What changes for my taxes and CRA filings after citizenship?▼
Fundamentally, nothing changes as long as you remain a Canadian tax resident. Canadian residents (citizens, permanent residents, and long-term temporary residents alike) are taxed on worldwide income. The biggest change shows up only if you later decide to leave Canada and break tax residence — the CRA may apply a deemed disposition on assets held outside RRSPs and TFSAs at the moment you depart. Also update your status inside CRA My Account, which can unlock certain benefits like the Canada Child Benefit (CCB) without the temporary-status caveats.
How long does it take to sponsor my spouse after I become a citizen?▼
Standard processing for an inland spousal sponsorship (the 'spouse or common-law partner in Canada' stream) is 10–13 months in 2026 according to published IRCC service standards. The outland stream (spouse currently abroad) is typically 12–15 months. During processing your spouse can apply for an Open Work Permit (OWP) that lets them work for any Canadian employer. Citizenship removes a constraint that affects PR sponsors: you can sponsor while living abroad, provided you show you will return to Canada when the application is approved.
Should I update my driver's licence, health card, and insurance after citizenship?▼
Yes, opportunistically.

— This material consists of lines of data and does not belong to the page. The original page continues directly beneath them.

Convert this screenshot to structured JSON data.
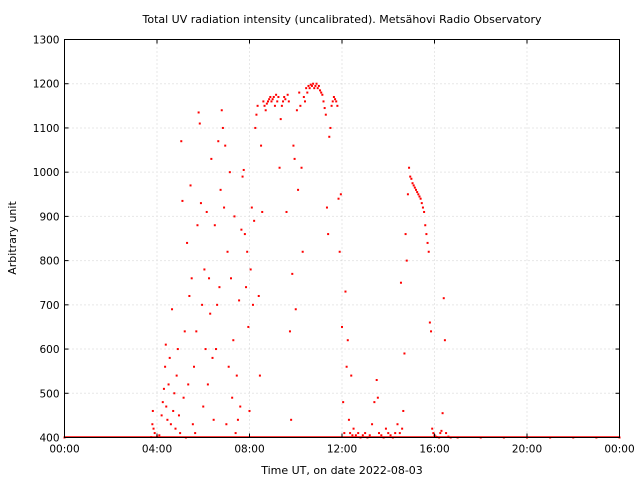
{
  "chart_data": {
    "type": "scatter",
    "title": "Total UV radiation intensity (uncalibrated). Metsähovi Radio Observatory",
    "xlabel": "Time UT, on date 2022-08-03",
    "ylabel": "Arbitrary unit",
    "xlim": [
      "00:00",
      "24:00"
    ],
    "ylim": [
      400,
      1300
    ],
    "x_tick_labels": [
      "00:00",
      "04:00",
      "08:00",
      "12:00",
      "16:00",
      "20:00",
      "00:00"
    ],
    "y_tick_labels": [
      "400",
      "500",
      "600",
      "700",
      "800",
      "900",
      "1000",
      "1100",
      "1200",
      "1300"
    ],
    "grid": true,
    "point_color": "#ff0000",
    "series": [
      {
        "x_units": "hours UT",
        "points": [
          [
            0.0,
            400
          ],
          [
            3.75,
            401
          ],
          [
            3.8,
            430
          ],
          [
            3.82,
            460
          ],
          [
            3.85,
            420
          ],
          [
            3.9,
            410
          ],
          [
            4.0,
            402
          ],
          [
            4.1,
            405
          ],
          [
            4.2,
            450
          ],
          [
            4.25,
            480
          ],
          [
            4.3,
            510
          ],
          [
            4.35,
            560
          ],
          [
            4.38,
            610
          ],
          [
            4.4,
            470
          ],
          [
            4.45,
            440
          ],
          [
            4.5,
            520
          ],
          [
            4.55,
            580
          ],
          [
            4.6,
            430
          ],
          [
            4.65,
            690
          ],
          [
            4.7,
            460
          ],
          [
            4.75,
            500
          ],
          [
            4.8,
            420
          ],
          [
            4.85,
            540
          ],
          [
            4.9,
            600
          ],
          [
            4.95,
            450
          ],
          [
            5.0,
            410
          ],
          [
            5.05,
            1070
          ],
          [
            5.1,
            935
          ],
          [
            5.15,
            490
          ],
          [
            5.2,
            640
          ],
          [
            5.25,
            400
          ],
          [
            5.3,
            840
          ],
          [
            5.35,
            520
          ],
          [
            5.4,
            720
          ],
          [
            5.45,
            970
          ],
          [
            5.5,
            760
          ],
          [
            5.55,
            430
          ],
          [
            5.6,
            560
          ],
          [
            5.65,
            410
          ],
          [
            5.7,
            640
          ],
          [
            5.75,
            880
          ],
          [
            5.8,
            1135
          ],
          [
            5.85,
            1110
          ],
          [
            5.9,
            930
          ],
          [
            5.95,
            700
          ],
          [
            6.0,
            470
          ],
          [
            6.05,
            780
          ],
          [
            6.1,
            600
          ],
          [
            6.15,
            910
          ],
          [
            6.2,
            520
          ],
          [
            6.25,
            760
          ],
          [
            6.3,
            680
          ],
          [
            6.35,
            1030
          ],
          [
            6.4,
            580
          ],
          [
            6.45,
            440
          ],
          [
            6.5,
            880
          ],
          [
            6.55,
            600
          ],
          [
            6.6,
            700
          ],
          [
            6.65,
            1070
          ],
          [
            6.7,
            740
          ],
          [
            6.75,
            960
          ],
          [
            6.8,
            1140
          ],
          [
            6.85,
            1100
          ],
          [
            6.9,
            920
          ],
          [
            6.95,
            1060
          ],
          [
            7.0,
            430
          ],
          [
            7.05,
            820
          ],
          [
            7.1,
            560
          ],
          [
            7.15,
            1000
          ],
          [
            7.2,
            760
          ],
          [
            7.25,
            490
          ],
          [
            7.3,
            620
          ],
          [
            7.35,
            900
          ],
          [
            7.4,
            410
          ],
          [
            7.45,
            540
          ],
          [
            7.5,
            440
          ],
          [
            7.55,
            710
          ],
          [
            7.6,
            470
          ],
          [
            7.65,
            870
          ],
          [
            7.7,
            990
          ],
          [
            7.75,
            1005
          ],
          [
            7.8,
            860
          ],
          [
            7.85,
            740
          ],
          [
            7.9,
            820
          ],
          [
            7.95,
            650
          ],
          [
            8.0,
            460
          ],
          [
            8.05,
            780
          ],
          [
            8.1,
            920
          ],
          [
            8.15,
            700
          ],
          [
            8.2,
            890
          ],
          [
            8.25,
            1100
          ],
          [
            8.3,
            1130
          ],
          [
            8.35,
            1150
          ],
          [
            8.4,
            720
          ],
          [
            8.45,
            540
          ],
          [
            8.5,
            1060
          ],
          [
            8.55,
            910
          ],
          [
            8.6,
            1160
          ],
          [
            8.65,
            1150
          ],
          [
            8.7,
            1140
          ],
          [
            8.75,
            1155
          ],
          [
            8.8,
            1160
          ],
          [
            8.85,
            1165
          ],
          [
            8.9,
            1170
          ],
          [
            8.95,
            1160
          ],
          [
            9.0,
            1165
          ],
          [
            9.05,
            1170
          ],
          [
            9.1,
            1150
          ],
          [
            9.15,
            1175
          ],
          [
            9.2,
            1160
          ],
          [
            9.25,
            1170
          ],
          [
            9.3,
            1010
          ],
          [
            9.35,
            1120
          ],
          [
            9.4,
            1150
          ],
          [
            9.45,
            1160
          ],
          [
            9.5,
            1170
          ],
          [
            9.55,
            1165
          ],
          [
            9.6,
            910
          ],
          [
            9.65,
            1175
          ],
          [
            9.7,
            1160
          ],
          [
            9.75,
            640
          ],
          [
            9.8,
            440
          ],
          [
            9.85,
            770
          ],
          [
            9.9,
            1060
          ],
          [
            9.95,
            1030
          ],
          [
            10.0,
            690
          ],
          [
            10.05,
            1140
          ],
          [
            10.1,
            960
          ],
          [
            10.15,
            1180
          ],
          [
            10.2,
            1150
          ],
          [
            10.25,
            1010
          ],
          [
            10.3,
            820
          ],
          [
            10.35,
            1170
          ],
          [
            10.4,
            1160
          ],
          [
            10.45,
            1190
          ],
          [
            10.5,
            1180
          ],
          [
            10.55,
            1195
          ],
          [
            10.6,
            1190
          ],
          [
            10.65,
            1198
          ],
          [
            10.7,
            1195
          ],
          [
            10.75,
            1200
          ],
          [
            10.8,
            1190
          ],
          [
            10.85,
            1195
          ],
          [
            10.9,
            1200
          ],
          [
            10.95,
            1190
          ],
          [
            11.0,
            1195
          ],
          [
            11.05,
            1185
          ],
          [
            11.1,
            1180
          ],
          [
            11.15,
            1175
          ],
          [
            11.2,
            1160
          ],
          [
            11.25,
            1145
          ],
          [
            11.3,
            1130
          ],
          [
            11.35,
            920
          ],
          [
            11.4,
            860
          ],
          [
            11.45,
            1080
          ],
          [
            11.5,
            1100
          ],
          [
            11.55,
            1150
          ],
          [
            11.6,
            1160
          ],
          [
            11.65,
            1170
          ],
          [
            11.7,
            1165
          ],
          [
            11.75,
            1160
          ],
          [
            11.8,
            1150
          ],
          [
            11.85,
            940
          ],
          [
            11.9,
            820
          ],
          [
            11.95,
            950
          ],
          [
            12.0,
            650
          ],
          [
            12.05,
            480
          ],
          [
            12.1,
            410
          ],
          [
            12.15,
            730
          ],
          [
            12.2,
            560
          ],
          [
            12.25,
            620
          ],
          [
            12.3,
            440
          ],
          [
            12.35,
            410
          ],
          [
            12.4,
            540
          ],
          [
            12.45,
            405
          ],
          [
            12.5,
            420
          ],
          [
            12.6,
            405
          ],
          [
            12.7,
            410
          ],
          [
            12.8,
            400
          ],
          [
            12.9,
            405
          ],
          [
            13.0,
            410
          ],
          [
            13.1,
            400
          ],
          [
            13.2,
            405
          ],
          [
            13.3,
            430
          ],
          [
            13.4,
            480
          ],
          [
            13.5,
            530
          ],
          [
            13.55,
            490
          ],
          [
            13.6,
            410
          ],
          [
            13.7,
            405
          ],
          [
            13.8,
            400
          ],
          [
            13.9,
            420
          ],
          [
            14.0,
            410
          ],
          [
            14.1,
            405
          ],
          [
            14.2,
            400
          ],
          [
            14.3,
            410
          ],
          [
            14.4,
            430
          ],
          [
            14.5,
            410
          ],
          [
            14.55,
            750
          ],
          [
            14.6,
            420
          ],
          [
            14.65,
            460
          ],
          [
            14.7,
            590
          ],
          [
            14.75,
            860
          ],
          [
            14.8,
            800
          ],
          [
            14.85,
            950
          ],
          [
            14.9,
            1010
          ],
          [
            14.95,
            990
          ],
          [
            15.0,
            985
          ],
          [
            15.05,
            975
          ],
          [
            15.1,
            970
          ],
          [
            15.15,
            965
          ],
          [
            15.2,
            960
          ],
          [
            15.25,
            955
          ],
          [
            15.3,
            950
          ],
          [
            15.35,
            945
          ],
          [
            15.4,
            940
          ],
          [
            15.45,
            930
          ],
          [
            15.5,
            920
          ],
          [
            15.55,
            910
          ],
          [
            15.6,
            880
          ],
          [
            15.65,
            860
          ],
          [
            15.7,
            840
          ],
          [
            15.75,
            820
          ],
          [
            15.8,
            660
          ],
          [
            15.85,
            640
          ],
          [
            15.9,
            420
          ],
          [
            15.95,
            410
          ],
          [
            16.0,
            405
          ],
          [
            16.05,
            402
          ],
          [
            16.1,
            401
          ],
          [
            16.2,
            400
          ],
          [
            16.25,
            410
          ],
          [
            16.3,
            415
          ],
          [
            16.35,
            455
          ],
          [
            16.4,
            715
          ],
          [
            16.45,
            620
          ],
          [
            16.5,
            410
          ],
          [
            16.6,
            402
          ],
          [
            16.7,
            400
          ],
          [
            17.0,
            400
          ],
          [
            18.0,
            400
          ],
          [
            19.0,
            400
          ],
          [
            20.0,
            400
          ],
          [
            21.0,
            400
          ],
          [
            22.0,
            400
          ],
          [
            23.0,
            400
          ],
          [
            24.0,
            400
          ]
        ]
      }
    ]
  }
}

Drivers' licences (ServiceOntario, ICBC in BC, SAAQ in Quebec, etc.) do not usually require an update mid-cycle, but you should ask for the citizenship update at the next renewal so your provincial record matches your federal status. Provincial health cards (OHIP, RAMQ, MSP, AHCIP) sometimes flag temporary residents for review — calling to confirm your status is now permanent prevents friction at the next renewal. Travel and life insurers occasionally offer slightly better premiums for Canadian citizens; ask at your next renewal whether you qualify.
Can I run for political office now that I am a Canadian citizen?▼
Yes. Federal, provincial, territorial, and municipal candidacy is open to Canadian citizens 18 or older, with no requirement to have been born in Canada. The Constitution Act, 1867 and the Canada Elections Act define the basic eligibility (citizenship, age, voter eligibility, no disqualifying conviction). Some municipal offices add a residency requirement (often 30 days in the ward), so check your municipality's rules. In Quebec, candidates must also be on the provincial electoral list maintained by the Directeur général des élections du Québec (DGEQ).